During the two years I lived in Paris between age 16-18, I was officially meant to be getting an education in music, but what I truly got was an education in life. I spent most of my days in museums, galleries, and cafés, and my more colorful evenings in jazz clubs, wandering Le Marais (the neighborhood where I lived and whose culture I embraced), and encountering people of sorts I had never known before. My longtime bibliophilic habits inevitably led me to Shakespeare & Company, where I spent many an evening holed up in their library. I was routinely kicked out at closing time until I eventually realized that I could stay past shop hours if I joined the staff, so I worked there for half a year and collected wonderful memories along the way. I credit these two years for having opened my mind to more new ideas and experiences than likely any other period of my life, although I still keep an open attitude and spirit of curiosity when approaching everything and everyone I encounter today.

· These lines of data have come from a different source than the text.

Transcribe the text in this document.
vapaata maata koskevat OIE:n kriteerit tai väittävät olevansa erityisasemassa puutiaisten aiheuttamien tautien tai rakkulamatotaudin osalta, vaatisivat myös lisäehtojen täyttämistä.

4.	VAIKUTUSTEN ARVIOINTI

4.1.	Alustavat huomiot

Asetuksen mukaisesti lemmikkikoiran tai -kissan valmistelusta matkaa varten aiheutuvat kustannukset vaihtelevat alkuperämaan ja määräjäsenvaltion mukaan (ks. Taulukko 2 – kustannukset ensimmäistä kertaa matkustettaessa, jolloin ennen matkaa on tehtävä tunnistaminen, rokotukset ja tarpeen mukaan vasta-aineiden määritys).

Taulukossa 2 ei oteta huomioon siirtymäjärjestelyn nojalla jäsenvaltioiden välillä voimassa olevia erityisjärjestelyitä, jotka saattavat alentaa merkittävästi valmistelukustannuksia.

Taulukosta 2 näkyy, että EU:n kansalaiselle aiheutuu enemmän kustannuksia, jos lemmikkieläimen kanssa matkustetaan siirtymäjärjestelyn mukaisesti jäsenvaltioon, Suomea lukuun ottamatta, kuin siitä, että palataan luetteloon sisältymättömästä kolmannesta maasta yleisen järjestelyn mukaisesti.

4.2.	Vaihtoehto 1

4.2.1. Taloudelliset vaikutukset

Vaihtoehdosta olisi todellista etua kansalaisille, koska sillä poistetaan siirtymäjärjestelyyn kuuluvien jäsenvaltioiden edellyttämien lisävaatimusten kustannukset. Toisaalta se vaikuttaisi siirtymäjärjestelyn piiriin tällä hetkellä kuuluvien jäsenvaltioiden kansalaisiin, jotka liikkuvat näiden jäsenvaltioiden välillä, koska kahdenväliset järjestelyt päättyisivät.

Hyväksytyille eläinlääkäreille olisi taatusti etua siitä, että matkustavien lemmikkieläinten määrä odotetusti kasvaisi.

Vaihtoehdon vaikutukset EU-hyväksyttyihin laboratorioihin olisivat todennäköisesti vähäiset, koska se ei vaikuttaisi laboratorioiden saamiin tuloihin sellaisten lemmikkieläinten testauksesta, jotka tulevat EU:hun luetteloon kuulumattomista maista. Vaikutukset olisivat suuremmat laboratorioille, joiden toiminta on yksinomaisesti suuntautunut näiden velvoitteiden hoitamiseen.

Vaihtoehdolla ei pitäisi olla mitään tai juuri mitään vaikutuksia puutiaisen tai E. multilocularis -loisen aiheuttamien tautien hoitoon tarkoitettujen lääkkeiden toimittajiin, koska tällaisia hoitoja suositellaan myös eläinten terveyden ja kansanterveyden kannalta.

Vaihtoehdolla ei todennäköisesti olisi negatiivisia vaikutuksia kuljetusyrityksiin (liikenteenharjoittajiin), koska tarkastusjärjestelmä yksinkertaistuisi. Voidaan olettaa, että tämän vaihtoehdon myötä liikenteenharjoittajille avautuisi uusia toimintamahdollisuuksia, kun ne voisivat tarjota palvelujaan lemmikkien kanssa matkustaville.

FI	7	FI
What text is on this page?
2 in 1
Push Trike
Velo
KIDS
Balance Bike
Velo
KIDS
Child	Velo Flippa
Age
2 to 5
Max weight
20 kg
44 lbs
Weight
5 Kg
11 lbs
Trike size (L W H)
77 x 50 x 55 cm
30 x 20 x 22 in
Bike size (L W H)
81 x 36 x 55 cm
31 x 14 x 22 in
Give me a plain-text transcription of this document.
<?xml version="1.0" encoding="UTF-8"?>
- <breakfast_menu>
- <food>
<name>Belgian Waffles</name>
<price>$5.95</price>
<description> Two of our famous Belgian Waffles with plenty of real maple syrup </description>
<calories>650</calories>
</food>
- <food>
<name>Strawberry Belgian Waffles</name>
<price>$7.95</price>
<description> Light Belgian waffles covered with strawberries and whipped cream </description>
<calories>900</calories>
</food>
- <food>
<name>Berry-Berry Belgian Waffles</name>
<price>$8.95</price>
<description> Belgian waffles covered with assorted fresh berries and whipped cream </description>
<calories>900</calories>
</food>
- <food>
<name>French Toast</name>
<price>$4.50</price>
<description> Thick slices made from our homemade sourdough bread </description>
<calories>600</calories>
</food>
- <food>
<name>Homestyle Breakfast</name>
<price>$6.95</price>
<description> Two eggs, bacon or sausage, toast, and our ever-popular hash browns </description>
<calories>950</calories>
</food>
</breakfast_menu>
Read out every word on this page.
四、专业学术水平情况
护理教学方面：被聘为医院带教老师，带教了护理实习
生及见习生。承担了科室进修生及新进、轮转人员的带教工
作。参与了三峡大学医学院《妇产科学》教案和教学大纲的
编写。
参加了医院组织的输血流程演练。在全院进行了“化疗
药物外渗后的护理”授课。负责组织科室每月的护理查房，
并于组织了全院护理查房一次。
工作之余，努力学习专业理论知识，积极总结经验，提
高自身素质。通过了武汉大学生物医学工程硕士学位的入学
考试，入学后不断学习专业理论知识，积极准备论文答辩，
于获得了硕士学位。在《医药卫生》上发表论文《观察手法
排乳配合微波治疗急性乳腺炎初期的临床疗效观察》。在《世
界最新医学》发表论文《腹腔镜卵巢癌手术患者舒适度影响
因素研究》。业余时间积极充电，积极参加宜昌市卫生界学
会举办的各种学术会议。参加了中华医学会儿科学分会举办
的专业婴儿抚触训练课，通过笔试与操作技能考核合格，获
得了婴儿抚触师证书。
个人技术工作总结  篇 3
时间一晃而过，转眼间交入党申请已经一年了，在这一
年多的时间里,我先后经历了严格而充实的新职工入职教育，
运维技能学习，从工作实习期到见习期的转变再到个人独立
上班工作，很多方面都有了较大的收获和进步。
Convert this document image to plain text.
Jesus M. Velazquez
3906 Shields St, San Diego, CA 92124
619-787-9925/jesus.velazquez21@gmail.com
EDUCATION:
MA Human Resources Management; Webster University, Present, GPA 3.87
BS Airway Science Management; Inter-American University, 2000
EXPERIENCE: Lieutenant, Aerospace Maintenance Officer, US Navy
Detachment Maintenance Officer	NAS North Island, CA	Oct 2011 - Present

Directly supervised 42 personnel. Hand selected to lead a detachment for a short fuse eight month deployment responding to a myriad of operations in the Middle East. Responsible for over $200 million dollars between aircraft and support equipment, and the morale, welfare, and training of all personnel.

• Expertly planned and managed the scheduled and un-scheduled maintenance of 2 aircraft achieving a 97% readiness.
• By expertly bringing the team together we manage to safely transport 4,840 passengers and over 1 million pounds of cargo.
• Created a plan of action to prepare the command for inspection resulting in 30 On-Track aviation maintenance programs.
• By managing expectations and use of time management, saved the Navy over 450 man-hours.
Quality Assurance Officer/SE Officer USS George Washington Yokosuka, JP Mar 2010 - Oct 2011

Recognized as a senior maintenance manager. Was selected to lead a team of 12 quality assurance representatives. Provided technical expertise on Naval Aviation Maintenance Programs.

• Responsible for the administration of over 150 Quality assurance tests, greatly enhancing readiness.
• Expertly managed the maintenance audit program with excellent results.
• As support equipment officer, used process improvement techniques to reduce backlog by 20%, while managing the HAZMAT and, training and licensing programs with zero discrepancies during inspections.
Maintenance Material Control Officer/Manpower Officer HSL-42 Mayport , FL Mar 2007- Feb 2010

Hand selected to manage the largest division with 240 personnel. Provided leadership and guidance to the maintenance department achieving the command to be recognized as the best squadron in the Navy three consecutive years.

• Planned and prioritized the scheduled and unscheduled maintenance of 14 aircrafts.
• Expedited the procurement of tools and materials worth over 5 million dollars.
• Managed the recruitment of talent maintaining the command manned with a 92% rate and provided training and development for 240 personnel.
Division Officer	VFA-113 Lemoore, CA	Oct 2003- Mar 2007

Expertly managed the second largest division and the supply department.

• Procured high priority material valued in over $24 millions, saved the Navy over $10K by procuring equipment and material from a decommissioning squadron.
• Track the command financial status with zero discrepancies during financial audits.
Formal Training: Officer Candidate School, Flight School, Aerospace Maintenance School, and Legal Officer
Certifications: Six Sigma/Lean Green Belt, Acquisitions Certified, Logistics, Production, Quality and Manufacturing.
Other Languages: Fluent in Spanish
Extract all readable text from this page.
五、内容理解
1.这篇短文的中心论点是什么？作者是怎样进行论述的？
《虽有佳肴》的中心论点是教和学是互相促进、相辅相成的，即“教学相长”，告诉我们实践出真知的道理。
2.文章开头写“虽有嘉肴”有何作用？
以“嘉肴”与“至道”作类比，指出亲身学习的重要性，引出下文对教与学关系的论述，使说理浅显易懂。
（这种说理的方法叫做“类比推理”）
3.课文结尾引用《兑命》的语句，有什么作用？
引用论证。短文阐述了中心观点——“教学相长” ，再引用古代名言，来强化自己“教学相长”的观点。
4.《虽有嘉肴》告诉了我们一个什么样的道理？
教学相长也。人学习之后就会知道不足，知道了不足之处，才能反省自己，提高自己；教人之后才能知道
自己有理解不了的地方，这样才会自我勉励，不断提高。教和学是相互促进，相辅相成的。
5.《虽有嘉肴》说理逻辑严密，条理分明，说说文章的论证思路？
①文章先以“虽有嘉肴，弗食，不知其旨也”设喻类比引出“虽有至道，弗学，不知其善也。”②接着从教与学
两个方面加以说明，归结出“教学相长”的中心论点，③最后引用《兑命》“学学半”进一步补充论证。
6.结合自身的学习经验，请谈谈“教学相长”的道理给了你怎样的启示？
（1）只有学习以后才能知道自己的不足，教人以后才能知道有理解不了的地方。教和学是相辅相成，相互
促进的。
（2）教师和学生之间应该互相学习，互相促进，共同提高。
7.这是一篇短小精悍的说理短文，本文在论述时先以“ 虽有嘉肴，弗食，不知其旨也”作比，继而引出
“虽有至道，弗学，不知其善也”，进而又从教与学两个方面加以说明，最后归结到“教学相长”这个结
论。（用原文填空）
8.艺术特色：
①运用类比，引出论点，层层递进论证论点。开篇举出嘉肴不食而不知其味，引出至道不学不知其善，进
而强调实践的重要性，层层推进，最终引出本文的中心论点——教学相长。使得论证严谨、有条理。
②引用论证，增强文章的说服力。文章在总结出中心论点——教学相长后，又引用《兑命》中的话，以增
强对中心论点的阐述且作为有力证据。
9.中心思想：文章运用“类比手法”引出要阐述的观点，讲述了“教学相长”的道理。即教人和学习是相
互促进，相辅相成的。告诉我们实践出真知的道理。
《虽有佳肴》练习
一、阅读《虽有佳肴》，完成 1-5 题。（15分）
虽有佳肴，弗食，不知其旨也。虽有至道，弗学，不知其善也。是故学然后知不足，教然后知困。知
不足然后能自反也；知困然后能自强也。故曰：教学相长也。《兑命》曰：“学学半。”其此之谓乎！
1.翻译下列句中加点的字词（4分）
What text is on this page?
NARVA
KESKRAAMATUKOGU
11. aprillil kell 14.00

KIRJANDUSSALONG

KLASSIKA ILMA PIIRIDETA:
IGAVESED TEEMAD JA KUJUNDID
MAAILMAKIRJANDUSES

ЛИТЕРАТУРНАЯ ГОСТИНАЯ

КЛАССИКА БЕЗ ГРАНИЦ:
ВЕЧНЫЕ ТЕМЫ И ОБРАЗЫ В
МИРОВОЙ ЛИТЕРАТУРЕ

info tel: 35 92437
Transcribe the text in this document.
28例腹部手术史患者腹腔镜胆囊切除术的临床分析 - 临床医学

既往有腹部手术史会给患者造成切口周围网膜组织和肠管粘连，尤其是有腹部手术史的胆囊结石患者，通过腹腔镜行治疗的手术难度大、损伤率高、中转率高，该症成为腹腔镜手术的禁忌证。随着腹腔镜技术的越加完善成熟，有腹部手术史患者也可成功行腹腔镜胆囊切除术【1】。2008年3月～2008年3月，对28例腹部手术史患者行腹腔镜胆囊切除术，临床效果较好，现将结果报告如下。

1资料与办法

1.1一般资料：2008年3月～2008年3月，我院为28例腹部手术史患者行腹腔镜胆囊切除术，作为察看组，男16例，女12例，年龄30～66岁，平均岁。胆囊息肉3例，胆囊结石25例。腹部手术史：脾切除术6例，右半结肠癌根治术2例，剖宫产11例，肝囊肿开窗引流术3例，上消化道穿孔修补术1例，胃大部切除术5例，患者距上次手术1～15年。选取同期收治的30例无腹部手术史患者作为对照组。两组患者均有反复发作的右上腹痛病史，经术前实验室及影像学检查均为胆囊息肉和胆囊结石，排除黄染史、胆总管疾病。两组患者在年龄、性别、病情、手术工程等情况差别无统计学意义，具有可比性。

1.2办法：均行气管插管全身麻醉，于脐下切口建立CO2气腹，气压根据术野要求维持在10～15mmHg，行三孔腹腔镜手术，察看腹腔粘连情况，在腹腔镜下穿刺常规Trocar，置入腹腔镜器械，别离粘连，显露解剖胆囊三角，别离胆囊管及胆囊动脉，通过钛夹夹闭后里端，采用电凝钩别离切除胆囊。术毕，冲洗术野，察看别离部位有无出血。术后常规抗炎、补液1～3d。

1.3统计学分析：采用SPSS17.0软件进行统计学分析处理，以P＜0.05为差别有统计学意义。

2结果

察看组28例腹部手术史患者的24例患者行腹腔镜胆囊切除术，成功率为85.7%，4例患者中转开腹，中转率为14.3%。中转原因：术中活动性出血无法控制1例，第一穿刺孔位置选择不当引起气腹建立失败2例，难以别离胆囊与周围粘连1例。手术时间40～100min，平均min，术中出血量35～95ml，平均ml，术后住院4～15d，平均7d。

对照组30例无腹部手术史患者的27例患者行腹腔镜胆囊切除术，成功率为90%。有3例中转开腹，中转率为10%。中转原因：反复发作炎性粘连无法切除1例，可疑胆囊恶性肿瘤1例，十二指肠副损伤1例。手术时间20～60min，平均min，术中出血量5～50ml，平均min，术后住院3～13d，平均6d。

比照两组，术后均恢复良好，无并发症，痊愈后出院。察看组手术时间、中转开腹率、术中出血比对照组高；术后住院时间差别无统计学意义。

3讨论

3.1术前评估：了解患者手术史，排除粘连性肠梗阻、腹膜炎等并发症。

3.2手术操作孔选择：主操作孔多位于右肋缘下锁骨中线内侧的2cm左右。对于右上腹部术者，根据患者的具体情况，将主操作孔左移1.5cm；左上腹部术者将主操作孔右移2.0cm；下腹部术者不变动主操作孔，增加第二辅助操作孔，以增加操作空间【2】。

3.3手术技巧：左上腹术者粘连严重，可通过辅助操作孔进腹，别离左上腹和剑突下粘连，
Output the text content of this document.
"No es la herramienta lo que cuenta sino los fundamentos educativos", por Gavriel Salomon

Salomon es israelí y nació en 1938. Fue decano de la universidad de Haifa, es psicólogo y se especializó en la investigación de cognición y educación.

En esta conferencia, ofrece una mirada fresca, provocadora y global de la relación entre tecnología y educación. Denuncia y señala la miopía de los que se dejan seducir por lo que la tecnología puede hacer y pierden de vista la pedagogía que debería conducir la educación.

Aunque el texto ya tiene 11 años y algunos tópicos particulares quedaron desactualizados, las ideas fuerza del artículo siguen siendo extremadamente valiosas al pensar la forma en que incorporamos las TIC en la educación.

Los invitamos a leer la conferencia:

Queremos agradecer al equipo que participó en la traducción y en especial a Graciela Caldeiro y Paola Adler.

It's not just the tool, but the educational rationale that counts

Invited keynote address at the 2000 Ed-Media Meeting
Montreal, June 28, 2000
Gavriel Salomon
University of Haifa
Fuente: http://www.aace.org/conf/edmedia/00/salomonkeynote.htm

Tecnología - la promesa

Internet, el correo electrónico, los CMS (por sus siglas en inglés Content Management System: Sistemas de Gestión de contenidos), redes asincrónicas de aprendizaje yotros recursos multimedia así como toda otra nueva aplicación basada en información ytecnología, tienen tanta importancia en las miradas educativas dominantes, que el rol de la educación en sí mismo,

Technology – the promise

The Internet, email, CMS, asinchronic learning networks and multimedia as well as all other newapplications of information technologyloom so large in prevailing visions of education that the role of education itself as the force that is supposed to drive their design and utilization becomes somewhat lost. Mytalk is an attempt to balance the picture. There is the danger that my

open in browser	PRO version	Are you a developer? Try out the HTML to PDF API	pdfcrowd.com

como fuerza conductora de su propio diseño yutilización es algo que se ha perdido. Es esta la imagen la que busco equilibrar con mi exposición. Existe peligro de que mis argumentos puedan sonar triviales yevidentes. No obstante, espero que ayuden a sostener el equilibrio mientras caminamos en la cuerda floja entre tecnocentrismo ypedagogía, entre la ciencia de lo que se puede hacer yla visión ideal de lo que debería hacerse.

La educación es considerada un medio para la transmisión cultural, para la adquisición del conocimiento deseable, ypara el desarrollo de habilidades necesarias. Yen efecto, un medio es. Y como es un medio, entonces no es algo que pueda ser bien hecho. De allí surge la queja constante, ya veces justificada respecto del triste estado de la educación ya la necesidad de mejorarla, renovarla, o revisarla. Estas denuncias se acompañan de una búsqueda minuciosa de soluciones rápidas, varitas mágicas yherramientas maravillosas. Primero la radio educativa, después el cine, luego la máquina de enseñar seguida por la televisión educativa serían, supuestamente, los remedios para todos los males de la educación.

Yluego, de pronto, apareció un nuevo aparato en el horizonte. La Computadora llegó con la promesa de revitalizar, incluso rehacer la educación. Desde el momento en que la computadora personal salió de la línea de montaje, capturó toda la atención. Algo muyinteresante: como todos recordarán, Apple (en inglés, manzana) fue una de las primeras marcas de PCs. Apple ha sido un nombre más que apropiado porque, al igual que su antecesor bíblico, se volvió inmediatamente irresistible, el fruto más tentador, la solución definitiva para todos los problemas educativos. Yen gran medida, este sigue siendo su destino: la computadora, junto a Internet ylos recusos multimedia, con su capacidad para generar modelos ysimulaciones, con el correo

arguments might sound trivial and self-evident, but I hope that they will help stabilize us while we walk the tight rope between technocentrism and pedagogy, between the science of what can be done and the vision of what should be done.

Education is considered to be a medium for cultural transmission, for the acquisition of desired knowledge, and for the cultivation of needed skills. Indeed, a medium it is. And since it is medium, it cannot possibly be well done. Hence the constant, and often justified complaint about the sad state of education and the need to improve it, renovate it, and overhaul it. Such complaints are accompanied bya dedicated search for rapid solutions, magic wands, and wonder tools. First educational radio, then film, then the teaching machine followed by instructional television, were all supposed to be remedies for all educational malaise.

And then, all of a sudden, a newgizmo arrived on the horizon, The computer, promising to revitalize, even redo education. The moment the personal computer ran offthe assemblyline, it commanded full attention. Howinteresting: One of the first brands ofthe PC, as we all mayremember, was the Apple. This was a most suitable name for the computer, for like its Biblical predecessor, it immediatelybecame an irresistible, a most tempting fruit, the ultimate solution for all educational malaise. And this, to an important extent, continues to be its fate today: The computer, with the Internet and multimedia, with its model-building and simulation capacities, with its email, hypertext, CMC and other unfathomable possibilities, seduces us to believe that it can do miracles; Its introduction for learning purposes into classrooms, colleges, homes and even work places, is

After graduating with my bachelor’s degree, I moved back to New York City where, having little idea what to do, I decided to do everything I could. I set up a photography studio in my apartment, befriended a bodybuilder who became my personal trainer, and adopted the health and fitness mania rampant in the success-crazy culture of the city. Most of my days were split between practicing cello for six hours, working out and doing yoga for three, calorie-counting the food I was meal-prepping, and spending whatever time was leftover on artistic exploration through various mediums. In retrospect, it was an incredibly productive and inspired year that instilled a lot of the discipline in me I lacked before, but it sadly was not everlastingly sustainable. A year later, I spontaneously decided to move back to Europe (I am fickle as well as compulsive) and within a few months I found myself in Berlin, where I live now! I still play the cello, still read, still am into health and fitness, and still hopefully am as curious and open-minded as I have always been before.